Hope has an element of surrender, said Ingham. However, it is not surrender to fate or despair but an ultimate act of trust in God. He quoted a verse from the late Leonard Cohen-who, he pointed out, was Jewish: “Even though it all went wrong / I’ll stand before the Lord of song / With nothing on my tongue but Hallelujah.”

Cohen, he said, “captures this sense of emptiness before God, of having nothing to bring except our hope and trust in God-and this transforms everything.”

The earlier gathering at the Or Shalom Synagogue, attended by about 100 people, focused more on celebrating Vancouver’s religious diversity.

Fifteen faith leaders spoke, sang, chanted, or in the case of a Sufi devotee, twirled. Represented were Muslims (Sunni, Shia and Sufi), two Hindu communities, Baha’i’s, Zoroastrians, Buddhists, Quakers, Lutherans and Anglicans, as well as the Jewish hosts.

“We are asked to be tolerant with each other,” said Firdosh Mehta of the Zoroastrian Society of B.C. “But tolerance is not enough. We need to elevate the understanding of each other for acceptance beyond tolerance-acceptance based on common values.”

Bishop Greg Mohr of the British Columbia Synod of the Evangelical Lutheran Church in Canada based his remarks on a United Nations call for accepting refugees. “I invite you to think of stranger not as one newly arrived in a country. Often times the stranger is one living next door to me to whom I have failed to provide hospitality and welcome.

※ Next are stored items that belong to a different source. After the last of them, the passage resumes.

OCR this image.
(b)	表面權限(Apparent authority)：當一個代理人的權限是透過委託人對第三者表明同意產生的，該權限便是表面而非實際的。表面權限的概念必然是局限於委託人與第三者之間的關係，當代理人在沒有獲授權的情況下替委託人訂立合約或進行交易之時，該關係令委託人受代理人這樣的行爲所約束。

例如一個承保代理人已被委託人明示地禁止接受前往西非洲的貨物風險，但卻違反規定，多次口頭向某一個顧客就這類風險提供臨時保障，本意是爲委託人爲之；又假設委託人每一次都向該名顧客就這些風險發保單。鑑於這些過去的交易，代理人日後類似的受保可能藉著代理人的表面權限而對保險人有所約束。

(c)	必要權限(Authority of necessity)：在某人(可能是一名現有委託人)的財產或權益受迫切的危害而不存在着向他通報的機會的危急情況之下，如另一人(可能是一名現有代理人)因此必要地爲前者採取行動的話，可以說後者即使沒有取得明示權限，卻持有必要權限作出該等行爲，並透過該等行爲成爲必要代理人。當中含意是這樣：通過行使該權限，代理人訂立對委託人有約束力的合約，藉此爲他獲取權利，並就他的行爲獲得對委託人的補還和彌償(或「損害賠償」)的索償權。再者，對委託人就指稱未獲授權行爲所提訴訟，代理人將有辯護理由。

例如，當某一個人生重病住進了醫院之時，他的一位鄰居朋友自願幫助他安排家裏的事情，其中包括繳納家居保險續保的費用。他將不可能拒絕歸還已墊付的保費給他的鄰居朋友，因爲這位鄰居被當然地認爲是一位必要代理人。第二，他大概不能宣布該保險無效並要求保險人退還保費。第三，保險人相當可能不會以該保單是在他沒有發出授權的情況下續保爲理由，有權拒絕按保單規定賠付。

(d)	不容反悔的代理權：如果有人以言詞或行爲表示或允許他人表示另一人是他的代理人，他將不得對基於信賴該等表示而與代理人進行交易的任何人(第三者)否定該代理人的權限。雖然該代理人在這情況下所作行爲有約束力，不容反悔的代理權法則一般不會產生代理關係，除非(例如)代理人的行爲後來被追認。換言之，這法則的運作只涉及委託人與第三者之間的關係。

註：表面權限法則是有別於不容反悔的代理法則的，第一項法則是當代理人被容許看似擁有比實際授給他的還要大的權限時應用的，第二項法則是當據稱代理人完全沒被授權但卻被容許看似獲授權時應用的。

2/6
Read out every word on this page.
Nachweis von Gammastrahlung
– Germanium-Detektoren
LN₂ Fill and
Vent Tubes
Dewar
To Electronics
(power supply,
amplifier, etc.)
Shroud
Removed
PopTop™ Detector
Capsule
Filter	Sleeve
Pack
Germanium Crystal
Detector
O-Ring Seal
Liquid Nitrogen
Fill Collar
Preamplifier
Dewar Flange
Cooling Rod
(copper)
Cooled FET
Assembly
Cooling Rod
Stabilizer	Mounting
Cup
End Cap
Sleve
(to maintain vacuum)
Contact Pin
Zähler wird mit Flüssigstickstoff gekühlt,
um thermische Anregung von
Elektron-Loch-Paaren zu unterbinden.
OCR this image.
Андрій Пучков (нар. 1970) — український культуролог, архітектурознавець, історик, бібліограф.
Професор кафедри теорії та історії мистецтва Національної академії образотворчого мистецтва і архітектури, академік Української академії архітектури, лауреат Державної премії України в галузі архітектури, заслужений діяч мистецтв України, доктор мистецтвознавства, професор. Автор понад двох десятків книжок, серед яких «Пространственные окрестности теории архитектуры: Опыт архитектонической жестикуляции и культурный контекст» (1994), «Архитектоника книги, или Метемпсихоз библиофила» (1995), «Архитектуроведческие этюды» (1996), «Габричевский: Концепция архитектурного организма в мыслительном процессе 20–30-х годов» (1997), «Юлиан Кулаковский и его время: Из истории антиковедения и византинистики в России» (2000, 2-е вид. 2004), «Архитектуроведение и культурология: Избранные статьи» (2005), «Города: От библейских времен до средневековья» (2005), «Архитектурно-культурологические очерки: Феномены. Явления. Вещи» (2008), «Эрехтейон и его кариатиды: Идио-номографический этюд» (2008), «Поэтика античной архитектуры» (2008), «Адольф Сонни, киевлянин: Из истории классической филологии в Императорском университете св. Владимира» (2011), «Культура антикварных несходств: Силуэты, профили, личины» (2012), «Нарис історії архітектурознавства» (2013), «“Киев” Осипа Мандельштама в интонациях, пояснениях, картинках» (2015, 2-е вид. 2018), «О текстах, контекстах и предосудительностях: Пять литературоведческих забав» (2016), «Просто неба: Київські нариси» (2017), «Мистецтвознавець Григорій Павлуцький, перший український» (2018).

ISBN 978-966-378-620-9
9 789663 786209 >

“We are all considered strangers somewhere and we should treat the strangers to our community as we would like to be treated. We must challenge intolerance,” said Mohr.

Bishop Melissa Skelton of the diocese of New Westminster used her opportunity to speak by reading two poems, one by an Israeli and the other by a Palestinian. The late Israeli poet Yehuda Amichai’s poem read in part: “The place where we are right / is hard and trampled / like a yard. / But doubts and loves /dig up the world….”

She then read from the Palestinian poet, Naomi Shihab Nye, which suggests true kindness and compassion come only after one deeply feels the sorrows of other people.

Before you learn the tender gravity of kindness,
you must travel where the man in a white poncho
lies dead by the side of the road.
You must see how this could be you,
how he too was someone
who journeyed through the night with plans
and the simple breath that kept him alive.

Before you know kindness as the deepest thing inside,
you must know sorrow as the other deepest thing.

As the evening at the synagogue closed, Rabbi Adam Stein of the Beth Israel Synagogue quoted a verse from Isaiah (56:7), which is on the doors of his sanctuary : “My house shall be a house of prayer for all peoples.

He added: “I think truly tonight this house has been a house of prayer for all peoples…we have caused God, the divine, godliness to come out in all of us, inside of us.”